Ingatlah bahwa sebelum naik ke surga Yesus berkata, “…Pergilah, jadikanlah semua bangsa muridKu dan baptislah mereka dalam nama Bapa, Putera dan Roh Kudus, dan ajarkanlah mereka melakukan segala sesuatu yang telah Kuperintahkan kepadamu. (Mat 28:19-20). Pada hari Pentakosta, kita melihat bagaimana Roh Kudus berkarya di atas para Rasul sehingga mereka dapat bersaksi tentang Yesus dengan berani, sampai akhirnya berita Injil dapat tersebar ke seluruh bumi. Roh Kudus yang sama itu berada di Gereja Katolik, yang juga berarti tinggal di dalam hati kita, anggota-anggotanya.[14] Komuni kudus yang kita terima hendaknya menjadikan kita pembawa misi Kristus. Mari kita bagikan rahmat persekutuan dengan Tuhan ini kepada orang-orang lain, sehingga mereka-pun dapat mengenal dan mengasihi Allah.
IV. Gereja Katolik kuno, tapi senantiasa mengikuti perkembangan zaman.
Dari pemaparan di atas, maka kita dapat melihat bahwa memang Gereja Katolik kuno dari sisi pengajaran iman, karena pengajaran iman yang kuno – dalam pengertian bersumber pada Sabda Allah tertulis (Alkitab) dan Lisan (Tradisi Suci), serta dijaga oleh Magisterium Gereja – maka pengajaran iman dapat terjamin kebenarannya. Dengan demikian, umat Allah akan mempunyai kepastian akan imannya. Dengan berpegang pada pilar-pilar kebenaran ini, maka kesatuan umat Allah dapat terjaga, seperti yang diinginkan oleh Kristus di Yoh 17.
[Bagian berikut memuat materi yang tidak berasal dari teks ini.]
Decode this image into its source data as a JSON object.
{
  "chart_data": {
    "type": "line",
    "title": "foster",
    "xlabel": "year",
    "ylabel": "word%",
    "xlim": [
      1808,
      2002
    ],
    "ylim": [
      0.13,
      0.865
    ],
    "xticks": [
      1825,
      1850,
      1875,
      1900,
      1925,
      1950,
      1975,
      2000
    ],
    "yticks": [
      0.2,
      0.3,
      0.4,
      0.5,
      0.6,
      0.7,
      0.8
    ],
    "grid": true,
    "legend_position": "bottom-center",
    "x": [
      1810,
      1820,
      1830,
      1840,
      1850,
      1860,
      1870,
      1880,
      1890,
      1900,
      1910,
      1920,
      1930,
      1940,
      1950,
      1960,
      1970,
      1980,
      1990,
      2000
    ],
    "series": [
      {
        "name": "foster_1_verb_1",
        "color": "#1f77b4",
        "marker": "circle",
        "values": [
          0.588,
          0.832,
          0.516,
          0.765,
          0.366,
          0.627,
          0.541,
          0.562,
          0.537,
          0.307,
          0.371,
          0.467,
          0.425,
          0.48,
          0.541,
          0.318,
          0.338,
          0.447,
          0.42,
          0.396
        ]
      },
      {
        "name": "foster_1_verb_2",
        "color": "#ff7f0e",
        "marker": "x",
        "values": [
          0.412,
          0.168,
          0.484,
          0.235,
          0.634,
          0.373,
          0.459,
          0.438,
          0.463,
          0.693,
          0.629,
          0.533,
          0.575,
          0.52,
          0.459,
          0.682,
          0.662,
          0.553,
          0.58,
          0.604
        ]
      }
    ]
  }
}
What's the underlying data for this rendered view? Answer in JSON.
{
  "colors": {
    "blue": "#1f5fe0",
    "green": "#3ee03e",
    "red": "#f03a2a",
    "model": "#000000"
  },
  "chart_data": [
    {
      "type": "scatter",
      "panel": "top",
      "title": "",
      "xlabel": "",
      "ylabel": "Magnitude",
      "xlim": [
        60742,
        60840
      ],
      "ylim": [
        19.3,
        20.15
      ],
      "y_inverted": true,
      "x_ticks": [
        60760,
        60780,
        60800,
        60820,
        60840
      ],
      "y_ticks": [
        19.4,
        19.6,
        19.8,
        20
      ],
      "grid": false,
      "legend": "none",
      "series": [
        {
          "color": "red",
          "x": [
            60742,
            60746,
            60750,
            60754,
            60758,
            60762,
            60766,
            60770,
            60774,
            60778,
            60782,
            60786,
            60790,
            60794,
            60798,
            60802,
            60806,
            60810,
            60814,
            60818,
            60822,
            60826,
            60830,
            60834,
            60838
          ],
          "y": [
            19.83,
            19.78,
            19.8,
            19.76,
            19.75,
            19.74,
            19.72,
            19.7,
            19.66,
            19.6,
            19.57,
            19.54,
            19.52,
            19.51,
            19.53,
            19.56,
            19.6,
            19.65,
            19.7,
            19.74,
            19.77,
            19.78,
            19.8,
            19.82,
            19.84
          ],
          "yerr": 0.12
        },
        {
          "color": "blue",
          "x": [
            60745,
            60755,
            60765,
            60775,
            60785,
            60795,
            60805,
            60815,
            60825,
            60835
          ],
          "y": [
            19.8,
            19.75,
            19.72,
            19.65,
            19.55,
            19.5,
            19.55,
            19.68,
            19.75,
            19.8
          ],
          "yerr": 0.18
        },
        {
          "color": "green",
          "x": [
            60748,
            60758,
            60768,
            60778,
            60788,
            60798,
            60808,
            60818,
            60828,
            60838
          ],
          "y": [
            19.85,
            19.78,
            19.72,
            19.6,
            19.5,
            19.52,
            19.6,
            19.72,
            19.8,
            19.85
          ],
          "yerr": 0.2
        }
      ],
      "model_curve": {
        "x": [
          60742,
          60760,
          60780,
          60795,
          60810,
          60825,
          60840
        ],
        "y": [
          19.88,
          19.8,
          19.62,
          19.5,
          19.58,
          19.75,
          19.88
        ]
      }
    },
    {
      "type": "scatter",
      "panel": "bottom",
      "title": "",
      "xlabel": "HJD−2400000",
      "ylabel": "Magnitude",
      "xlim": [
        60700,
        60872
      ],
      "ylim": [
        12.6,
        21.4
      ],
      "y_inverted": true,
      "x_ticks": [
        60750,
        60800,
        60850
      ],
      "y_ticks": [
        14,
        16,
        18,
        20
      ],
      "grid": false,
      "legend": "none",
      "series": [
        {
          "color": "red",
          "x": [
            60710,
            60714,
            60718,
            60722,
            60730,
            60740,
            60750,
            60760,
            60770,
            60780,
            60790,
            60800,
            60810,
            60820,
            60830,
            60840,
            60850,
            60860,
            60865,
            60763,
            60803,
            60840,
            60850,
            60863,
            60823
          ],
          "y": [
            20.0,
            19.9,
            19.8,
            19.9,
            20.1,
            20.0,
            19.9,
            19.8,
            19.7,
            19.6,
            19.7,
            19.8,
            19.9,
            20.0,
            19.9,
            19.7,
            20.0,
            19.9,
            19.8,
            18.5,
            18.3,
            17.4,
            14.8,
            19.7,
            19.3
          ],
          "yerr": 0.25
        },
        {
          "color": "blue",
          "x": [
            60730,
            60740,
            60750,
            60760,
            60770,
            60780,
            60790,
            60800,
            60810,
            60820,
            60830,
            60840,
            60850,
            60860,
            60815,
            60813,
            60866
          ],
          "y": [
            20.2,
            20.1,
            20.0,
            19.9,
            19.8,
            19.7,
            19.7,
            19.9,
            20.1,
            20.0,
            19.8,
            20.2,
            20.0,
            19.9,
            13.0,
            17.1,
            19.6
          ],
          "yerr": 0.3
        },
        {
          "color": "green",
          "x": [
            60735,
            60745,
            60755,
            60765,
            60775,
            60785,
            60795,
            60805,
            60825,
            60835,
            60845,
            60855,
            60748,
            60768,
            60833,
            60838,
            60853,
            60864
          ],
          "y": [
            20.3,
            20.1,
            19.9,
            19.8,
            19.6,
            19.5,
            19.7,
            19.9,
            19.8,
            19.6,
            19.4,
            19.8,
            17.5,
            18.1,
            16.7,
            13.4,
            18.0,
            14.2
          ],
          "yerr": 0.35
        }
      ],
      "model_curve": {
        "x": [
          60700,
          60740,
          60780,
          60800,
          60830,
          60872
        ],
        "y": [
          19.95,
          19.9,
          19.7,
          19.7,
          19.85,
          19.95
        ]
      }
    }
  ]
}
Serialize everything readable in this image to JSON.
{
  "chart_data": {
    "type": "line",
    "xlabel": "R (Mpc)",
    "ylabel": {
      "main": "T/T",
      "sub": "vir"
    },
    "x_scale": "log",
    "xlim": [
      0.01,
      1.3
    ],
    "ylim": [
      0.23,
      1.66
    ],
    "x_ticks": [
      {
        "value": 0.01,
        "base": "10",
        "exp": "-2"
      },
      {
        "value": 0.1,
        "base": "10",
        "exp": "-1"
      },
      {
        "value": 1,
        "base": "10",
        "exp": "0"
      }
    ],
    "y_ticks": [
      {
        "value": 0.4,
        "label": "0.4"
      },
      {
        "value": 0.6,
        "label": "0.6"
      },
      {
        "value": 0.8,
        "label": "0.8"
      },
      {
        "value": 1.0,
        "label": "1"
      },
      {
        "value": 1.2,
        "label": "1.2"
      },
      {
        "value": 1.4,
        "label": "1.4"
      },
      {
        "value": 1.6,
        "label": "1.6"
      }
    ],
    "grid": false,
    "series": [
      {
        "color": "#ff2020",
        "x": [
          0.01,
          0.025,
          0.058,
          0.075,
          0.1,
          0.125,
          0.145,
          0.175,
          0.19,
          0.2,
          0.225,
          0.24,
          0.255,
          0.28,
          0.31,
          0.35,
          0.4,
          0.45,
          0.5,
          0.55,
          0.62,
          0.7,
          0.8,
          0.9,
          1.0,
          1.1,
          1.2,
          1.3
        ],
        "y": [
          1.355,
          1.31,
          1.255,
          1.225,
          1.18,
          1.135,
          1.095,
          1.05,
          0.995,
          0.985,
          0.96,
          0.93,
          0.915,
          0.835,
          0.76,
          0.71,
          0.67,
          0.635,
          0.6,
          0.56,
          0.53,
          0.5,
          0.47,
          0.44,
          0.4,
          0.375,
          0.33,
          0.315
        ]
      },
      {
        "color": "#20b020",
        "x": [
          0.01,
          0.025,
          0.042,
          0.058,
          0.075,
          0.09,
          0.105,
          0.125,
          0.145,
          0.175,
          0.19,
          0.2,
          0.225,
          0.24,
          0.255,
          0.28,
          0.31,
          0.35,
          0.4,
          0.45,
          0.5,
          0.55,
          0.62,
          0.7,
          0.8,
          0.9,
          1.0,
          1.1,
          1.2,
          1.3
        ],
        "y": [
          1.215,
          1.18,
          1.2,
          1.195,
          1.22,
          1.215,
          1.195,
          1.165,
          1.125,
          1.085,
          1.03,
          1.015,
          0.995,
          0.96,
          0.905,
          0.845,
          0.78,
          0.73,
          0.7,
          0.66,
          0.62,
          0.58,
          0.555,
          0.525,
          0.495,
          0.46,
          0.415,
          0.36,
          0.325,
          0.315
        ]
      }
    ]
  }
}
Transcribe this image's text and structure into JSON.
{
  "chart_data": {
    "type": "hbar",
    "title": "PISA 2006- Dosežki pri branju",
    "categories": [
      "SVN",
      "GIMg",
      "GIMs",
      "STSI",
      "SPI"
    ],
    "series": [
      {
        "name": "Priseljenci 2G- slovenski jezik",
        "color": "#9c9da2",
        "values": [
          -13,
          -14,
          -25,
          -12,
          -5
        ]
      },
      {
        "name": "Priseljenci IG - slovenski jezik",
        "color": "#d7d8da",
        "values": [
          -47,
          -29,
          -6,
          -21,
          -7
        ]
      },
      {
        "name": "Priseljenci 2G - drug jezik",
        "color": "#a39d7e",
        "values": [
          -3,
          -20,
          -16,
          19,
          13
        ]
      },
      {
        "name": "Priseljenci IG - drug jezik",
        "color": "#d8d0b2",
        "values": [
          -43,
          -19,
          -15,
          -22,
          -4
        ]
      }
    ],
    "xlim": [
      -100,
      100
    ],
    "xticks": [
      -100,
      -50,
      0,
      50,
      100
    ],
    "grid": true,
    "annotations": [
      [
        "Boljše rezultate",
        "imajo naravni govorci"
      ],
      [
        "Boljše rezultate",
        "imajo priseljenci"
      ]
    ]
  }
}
Namun, kebenaran akan menjadi benda kuno dan tidak terpakai kalau tidak diwartakan. Oleh karena itu, seluruh umat Allah harus menyatukan derap langkah untuk membangun Gereja Katolik yang kita kasihi. Seluruh umat Allah dalam kapasitasnya masing-masing harus saling membantu agar semua umat dapat bertumbuh dalam kekudusan, serta menyebarkan kabar gembira, mengajarkan semua hal yang diperintahkan oleh Kristus . Mari, kita bersama-sama membangun Gereja Katolik yang kita kasihi sebagai manifestasi akan kasih kita kepada Allah. Biarlah Gereja-Nya menjadi terang dunia dan menjadi sakramen keselamatan bagi seluruh bangsa.
Catatan: Artikel ini dibuat untuk acara “Temu Darat Katolisitas 1″, yang diselenggarakan pada tanggal 7 Desember 2010 di Jakarta Utara.